HumankindNESS

By Jennifer Richardson
I was standing at the stove the other day to begin a batch of deviled eggs. As I carefully placed the eggs in the pan of water I smiled at the memory of being asked to make deviled eggs for a family get-together. My father hosted a meal for my mom on Mother’s Day. Everyone contributed, I brought my deviled eggs, my dad grilled burgers, and our family ate lunch on my parents’ spacious front porch. I enjoyed knowing that people looked forward to something I had prepared.

Working in the kitchen to prep my eggs, my mind wandered from the taking-forever-to-boil water to the other family dinners I have attended over the years.

My mother Nancy, as some of you may know, is a family dinner aficionado. My life has been happily punctuated by her fabulous food and her legendary kindness. Her home has been the site of countless family meals, and she has impacted generations with her commitment to service and shining example of hospitality.

The Franklin dinner on my granny’s side of the family always packed the place. Every year, the day after Christmas there was a gathering to reconnect with the extended families of all ten children in my maternal grandmother’s family.

And I have fond memories of attending the Hollingsworth reunion for my father’s side. Held in a park for a few years, we could count on the weather and the conversation to be warm, and Grandma Kate’s potato salad being reason enough to attend.

It was at this event that I spent time with my great uncle who could hammer a nail through a piece of wood with the side of his palm. The great nieces and nephews asked him to demonstrate often; we were impressed every time. He also had one leg that was three times the width of the other leg because it was swollen and filled with shrapnel from a war injury. He was patient with us, and we found him fascinating.

The annual Hallowell reunion was held for years in a state park pavilion and included several generations of my husband’s family. We enjoyed great food, and everyone looked forward to dishes like Grandma Betty’s noodles.

I remember the years of counting down the hours until I saw my cool cousins again. And the years we all got together at the lake and swam in the muddy brown water until our skin wrinkled and it was time for another meal.

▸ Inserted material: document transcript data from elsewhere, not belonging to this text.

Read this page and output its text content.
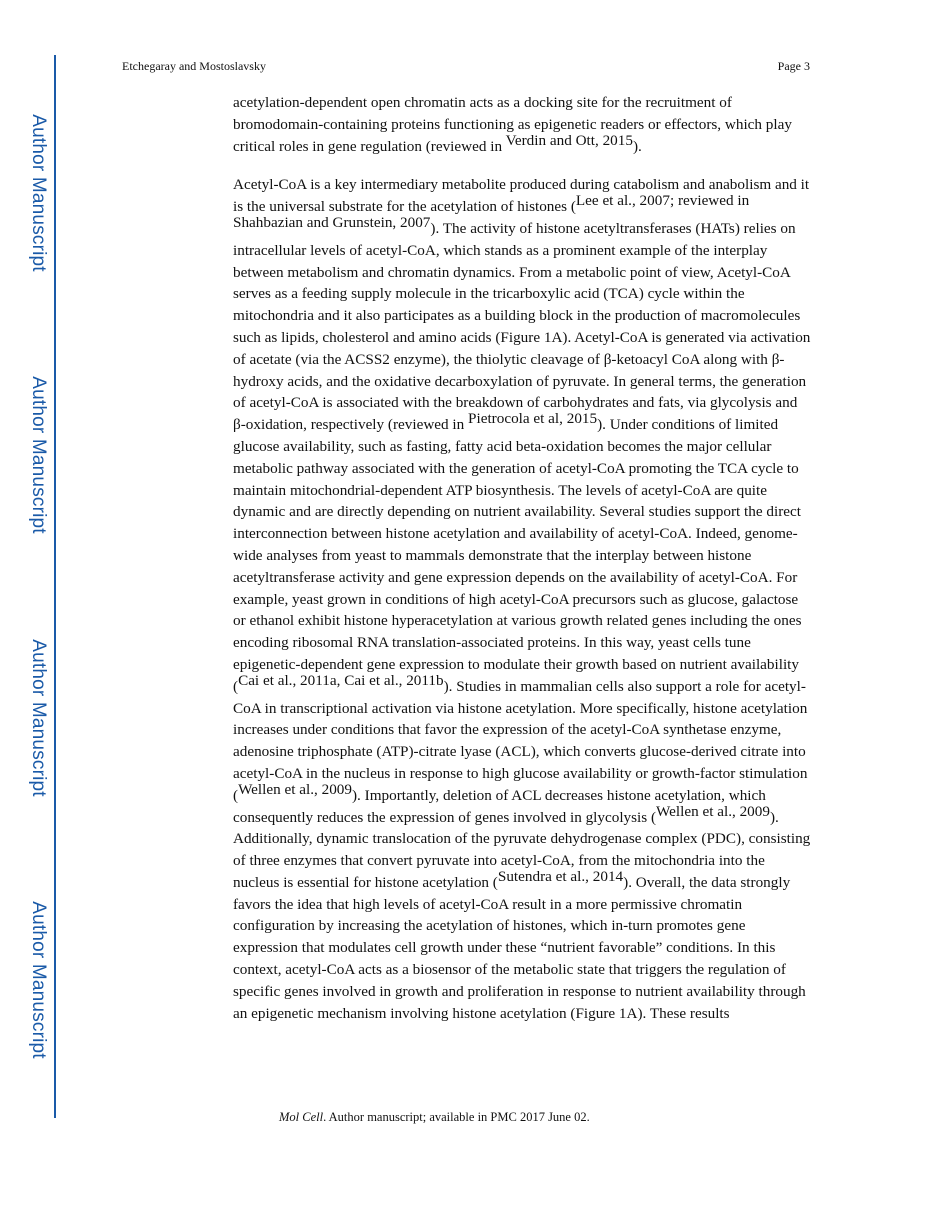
Author Manuscript
Author Manuscript
Author Manuscript
Author Manuscript
Etchegaray and Mostoslavsky	Page 3

acetylation-dependent open chromatin acts as a docking site for the recruitment of bromodomain-containing proteins functioning as epigenetic readers or effectors, which play critical roles in gene regulation (reviewed in Verdin and Ott, 2015).

Acetyl-CoA is a key intermediary metabolite produced during catabolism and anabolism and it is the universal substrate for the acetylation of histones (Lee et al., 2007; reviewed in Shahbazian and Grunstein, 2007). The activity of histone acetyltransferases (HATs) relies on intracellular levels of acetyl-CoA, which stands as a prominent example of the interplay between metabolism and chromatin dynamics. From a metabolic point of view, Acetyl-CoA serves as a feeding supply molecule in the tricarboxylic acid (TCA) cycle within the mitochondria and it also participates as a building block in the production of macromolecules such as lipids, cholesterol and amino acids (Figure 1A). Acetyl-CoA is generated via activation of acetate (via the ACSS2 enzyme), the thiolytic cleavage of β-ketoacyl CoA along with β-hydroxy acids, and the oxidative decarboxylation of pyruvate. In general terms, the generation of acetyl-CoA is associated with the breakdown of carbohydrates and fats, via glycolysis and β-oxidation, respectively (reviewed in Pietrocola et al, 2015). Under conditions of limited glucose availability, such as fasting, fatty acid beta-oxidation becomes the major cellular metabolic pathway associated with the generation of acetyl-CoA promoting the TCA cycle to maintain mitochondrial-dependent ATP biosynthesis. The levels of acetyl-CoA are quite dynamic and are directly depending on nutrient availability. Several studies support the direct interconnection between histone acetylation and availability of acetyl-CoA. Indeed, genome-wide analyses from yeast to mammals demonstrate that the interplay between histone acetyltransferase activity and gene expression depends on the availability of acetyl-CoA. For example, yeast grown in conditions of high acetyl-CoA precursors such as glucose, galactose or ethanol exhibit histone hyperacetylation at various growth related genes including the ones encoding ribosomal RNA translation-associated proteins. In this way, yeast cells tune epigenetic-dependent gene expression to modulate their growth based on nutrient availability (Cai et al., 2011a, Cai et al., 2011b). Studies in mammalian cells also support a role for acetyl-CoA in transcriptional activation via histone acetylation. More specifically, histone acetylation increases under conditions that favor the expression of the acetyl-CoA synthetase enzyme, adenosine triphosphate (ATP)-citrate lyase (ACL), which converts glucose-derived citrate into acetyl-CoA in the nucleus in response to high glucose availability or growth-factor stimulation (Wellen et al., 2009). Importantly, deletion of ACL decreases histone acetylation, which consequently reduces the expression of genes involved in glycolysis (Wellen et al., 2009). Additionally, dynamic translocation of the pyruvate dehydrogenase complex (PDC), consisting of three enzymes that convert pyruvate into acetyl-CoA, from the mitochondria into the nucleus is essential for histone acetylation (Sutendra et al., 2014). Overall, the data strongly favors the idea that high levels of acetyl-CoA result in a more permissive chromatin configuration by increasing the acetylation of histones, which in-turn promotes gene expression that modulates cell growth under these “nutrient favorable” conditions. In this context, acetyl-CoA acts as a biosensor of the metabolic state that triggers the regulation of specific genes involved in growth and proliferation in response to nutrient availability through an epigenetic mechanism involving histone acetylation (Figure 1A). These results

Mol Cell. Author manuscript; available in PMC 2017 June 02.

My maternal grandfather was a farmer and an honorable man. He loved his wife and family, worked hard, and was the only grandfather I ever knew. When he passed away my eighth grade year I did not yet recognize that most of my understanding and memories of him would be from family dinners. In retrospect, I treasure those hours in his company.

Family dinners have provided the opportunity for me to see my own nieces and nephews travel the journey from infancy to adulthood. It is amazing to watch their lives take shape, and I am now watching with joy as they marry and start their own traditions.

And I have certainly enjoyed the holiday traditions and dinners we have hosted in our own home over the years. However, I experience a bit of sadness when I realize that we have fewer extended family dinners than we once had. It seems that people are not as interested in getting together anymore.

Perhaps the planning is too hard, or the work is too much. Or having people in our homes is not as common. Or our lives are more about ourselves and less about extended family. Maybe we are just so busy with everything that having a family dinner is the last thing on the list.

Why do we have family dinners? When I look back in my life, I see all the things family dinners gave me. There was the great food, and the touching base, the excitement of travel, and the fun of hanging out and catching up. There was the opportunity to understand where I came from and listening to the voices and stories that described my mom and dad before they became my parents.

But deeper than that, was the solidity and security of tradition. The feeling of belonging, and the trust that there were others related to me that wanted to know me. And the connections between generations that only time together will forge.

There is a footing built beneath our lives when value is placed on time spent in each other’s company. It is a foundation we generally do not realize we are constructing until long after we recognize our need for it.

If the torch passes to you, run with it. If you have a family dinner tradition, keep it alive and well. If you don’t, you can start your own. Fire up the stove and start a batch of deviled eggs, or prepare your signature dish, or run through fast food and pick up fried chicken. Whatever it takes.

Preserving the tradition of family dinners builds a foundation that many will stand on, for our lifetimes, and generations after.